Enemy of the State & Full Stack Spies w/ Oliver Price & Ahana Datta Fasel
Hereford, HR1 2DL
Digital power, secrecy, and accountability: Ahana Datta Fasel, author of Full Stack Spies, maps how hackers, defenders, tech giants, and nation states forge, leverage, and contest cyber power across geopolitics, trade, finance, and critical infrastructure — and why this jostling undermines long-term trust in cyberspace. Oliver Price, author of Enemy of the State, reveals Britain’s mass spying programs, drawn from declassified files, and shows how fear of radicalism shaped surveillance beyond genuine threats.
About the books
Enemy of the State: Political Surveillance in Twentieth-Century Britain
For much of the twentieth century, relations between Britain and the Soviet Union were defined by mutual hostility and distrust. From the Bolshevik Revolution until the end of the Cold War, the British establishment was deeply concerned about Soviet-inspired subversion, and secretly monitored thousands of its own citizens due to their real or perceived links to communism, the Soviet Union or both.
Enemy of the State reveals how Britain’s intelligence services carried out mass spying operations on the grounds of protecting democracy. Using phone taps, hidden microphones, mail interception and covert break-ins, they investigated trade unionists, scientists, politicians, actors, anti-nuclear and anti-apartheid protesters, and more. But the culture of secrecy permeating British institutions has meant that the extent of these activities is little known. Drawing on recently declassified files from the British government and MI5, Oliver Price argues that while communism gained little traction in domestic politics, fear of left-wing radicalism led to the widespread monitoring of individuals and political groups—many of whom posed no threat to the British state.

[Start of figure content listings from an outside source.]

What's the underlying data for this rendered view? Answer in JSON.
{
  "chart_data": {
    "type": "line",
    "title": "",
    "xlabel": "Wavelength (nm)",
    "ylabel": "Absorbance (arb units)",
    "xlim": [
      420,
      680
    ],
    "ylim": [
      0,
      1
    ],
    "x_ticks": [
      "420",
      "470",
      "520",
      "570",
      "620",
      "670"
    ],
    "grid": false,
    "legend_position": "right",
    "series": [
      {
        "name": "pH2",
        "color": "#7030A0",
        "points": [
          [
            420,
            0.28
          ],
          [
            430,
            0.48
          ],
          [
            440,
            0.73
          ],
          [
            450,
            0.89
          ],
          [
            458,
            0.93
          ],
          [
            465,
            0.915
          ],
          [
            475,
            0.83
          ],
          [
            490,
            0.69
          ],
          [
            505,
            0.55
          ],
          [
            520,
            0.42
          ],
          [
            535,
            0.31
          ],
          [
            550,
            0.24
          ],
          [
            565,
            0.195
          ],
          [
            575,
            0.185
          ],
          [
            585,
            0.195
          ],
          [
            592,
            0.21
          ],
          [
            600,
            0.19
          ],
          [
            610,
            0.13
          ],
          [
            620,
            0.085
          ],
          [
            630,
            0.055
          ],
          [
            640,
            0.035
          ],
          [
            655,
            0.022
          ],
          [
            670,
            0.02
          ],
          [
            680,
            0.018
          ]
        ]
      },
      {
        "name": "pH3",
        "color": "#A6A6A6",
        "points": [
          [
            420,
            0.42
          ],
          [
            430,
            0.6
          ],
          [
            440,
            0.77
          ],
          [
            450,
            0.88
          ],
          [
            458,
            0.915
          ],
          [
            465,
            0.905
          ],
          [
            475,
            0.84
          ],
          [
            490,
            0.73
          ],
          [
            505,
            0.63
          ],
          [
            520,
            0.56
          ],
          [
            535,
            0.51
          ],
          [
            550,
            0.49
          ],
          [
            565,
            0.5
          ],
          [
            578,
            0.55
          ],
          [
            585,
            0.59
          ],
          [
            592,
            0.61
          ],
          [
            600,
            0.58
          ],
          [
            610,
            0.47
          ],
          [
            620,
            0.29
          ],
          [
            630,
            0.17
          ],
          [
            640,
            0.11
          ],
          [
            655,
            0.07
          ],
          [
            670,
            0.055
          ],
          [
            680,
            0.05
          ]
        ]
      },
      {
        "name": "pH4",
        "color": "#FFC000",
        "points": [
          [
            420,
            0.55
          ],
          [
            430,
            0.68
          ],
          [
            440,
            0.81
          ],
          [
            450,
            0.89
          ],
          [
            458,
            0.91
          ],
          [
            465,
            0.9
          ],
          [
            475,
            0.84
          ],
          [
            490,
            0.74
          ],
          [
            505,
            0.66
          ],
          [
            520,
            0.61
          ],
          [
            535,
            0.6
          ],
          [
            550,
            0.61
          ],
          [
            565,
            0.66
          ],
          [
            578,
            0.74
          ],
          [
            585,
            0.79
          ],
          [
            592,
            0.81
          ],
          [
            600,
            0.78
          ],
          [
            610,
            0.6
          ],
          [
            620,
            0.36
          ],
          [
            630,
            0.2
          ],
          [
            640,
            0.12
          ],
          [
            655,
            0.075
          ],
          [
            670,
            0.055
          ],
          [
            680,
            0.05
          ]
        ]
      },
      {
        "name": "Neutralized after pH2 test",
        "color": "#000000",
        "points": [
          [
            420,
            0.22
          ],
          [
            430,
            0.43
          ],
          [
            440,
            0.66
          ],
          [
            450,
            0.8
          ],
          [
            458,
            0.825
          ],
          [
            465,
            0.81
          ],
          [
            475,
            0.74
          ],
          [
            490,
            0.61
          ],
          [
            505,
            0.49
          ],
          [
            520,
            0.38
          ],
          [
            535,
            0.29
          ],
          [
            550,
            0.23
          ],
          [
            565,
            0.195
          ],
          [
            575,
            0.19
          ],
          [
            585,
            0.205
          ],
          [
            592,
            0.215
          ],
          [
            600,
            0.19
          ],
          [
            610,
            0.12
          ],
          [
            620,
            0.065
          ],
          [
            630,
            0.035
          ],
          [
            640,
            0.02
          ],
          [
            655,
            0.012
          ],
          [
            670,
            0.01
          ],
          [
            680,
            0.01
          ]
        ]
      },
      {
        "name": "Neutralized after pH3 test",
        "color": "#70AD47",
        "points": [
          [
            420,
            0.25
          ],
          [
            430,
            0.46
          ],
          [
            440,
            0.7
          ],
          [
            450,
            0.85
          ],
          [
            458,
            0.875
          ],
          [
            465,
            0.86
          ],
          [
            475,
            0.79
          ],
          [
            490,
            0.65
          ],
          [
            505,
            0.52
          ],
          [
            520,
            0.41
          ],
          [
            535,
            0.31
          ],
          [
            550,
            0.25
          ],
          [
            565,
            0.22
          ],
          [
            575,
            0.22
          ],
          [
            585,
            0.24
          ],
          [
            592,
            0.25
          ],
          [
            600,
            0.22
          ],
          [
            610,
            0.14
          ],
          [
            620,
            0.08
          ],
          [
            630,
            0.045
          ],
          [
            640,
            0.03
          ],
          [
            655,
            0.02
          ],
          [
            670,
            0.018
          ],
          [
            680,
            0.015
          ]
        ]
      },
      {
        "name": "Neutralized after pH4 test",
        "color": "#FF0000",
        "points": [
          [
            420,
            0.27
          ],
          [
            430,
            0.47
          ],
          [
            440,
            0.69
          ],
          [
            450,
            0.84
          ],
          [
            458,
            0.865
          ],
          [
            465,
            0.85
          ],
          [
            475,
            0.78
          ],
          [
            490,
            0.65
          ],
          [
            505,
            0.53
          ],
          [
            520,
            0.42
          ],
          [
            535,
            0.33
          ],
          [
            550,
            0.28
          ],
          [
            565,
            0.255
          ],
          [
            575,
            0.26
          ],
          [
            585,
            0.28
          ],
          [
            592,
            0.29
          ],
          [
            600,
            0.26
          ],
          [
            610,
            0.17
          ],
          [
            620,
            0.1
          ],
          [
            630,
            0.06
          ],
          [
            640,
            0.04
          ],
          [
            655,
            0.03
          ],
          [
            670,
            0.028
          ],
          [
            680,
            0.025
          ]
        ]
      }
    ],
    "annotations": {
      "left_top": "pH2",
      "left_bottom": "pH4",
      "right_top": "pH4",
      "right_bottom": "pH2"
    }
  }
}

Britain was long considered a country in which ‘political policing’ was resisted. But Price shows how the tumultuous events of the last century reshaped official attitudes and normalised surveillance.
Full Stack Spies: Cyber Espionage in the Age of US–China Competition
Even the most elite hackers use common technologies to steal state secrets, which help intelligence agencies to catch them. Are these hackers simply reckless, or do their operations reveal something deeper about their nation-state patrons?
Over a globally interconnected Internet, nations must constantly toe the delicate line of maintaining stability–developing shared tech protocols that they themselves must also break, in order to spy. This is the paradox at the heart of cyber espionage: states need to cooperate if they are to compete. As the US and China vie for strategic advantage through a new form of statecraft in cyber space, an intensifying cat-and-mouse game makes cyber security more difficult, more expensive and more unpredictable for us all.
Full Stack Spies examines the dynamic, interdependent relationships that hackers, cyber defenders, tech giants and nation states forge, leverage and exploit to amass cyber power against a wide range of targets in geopolitics, global trade and finance, the armed forces, and critical infrastructure. But this jostling for cyber dominance makes spying online harder–and, more crucially, undermines long-term trust in cyber space, destabilising the foundations of digital societies.
About the authors
Oliver Price is a historian of Modern Britain. He completed his PhD in 2024 and has had work featured in publications including Contemporary British History, Modern British History and History Today. This is his first book.
Ahana Datta Fasel advises governments and companies globally on geopolitical, technology, and systemic risk. Previously the Financial Times’ cyber chief, she has held senior cyber roles in the UK government, serving the Ministry of Justice, the Cabinet Office, and the National Cyber Security Centre. She is a strategic advisor on national security and defence to UK Research and Innovation and a trustee of Privacy International. She has held visiting fellowships at Cornell, Cambridge, Imperial and Durham, and her editorials have appeared in Foreign Policy, FT, and Columbia Journalism Review. She holds a PhD from University College London.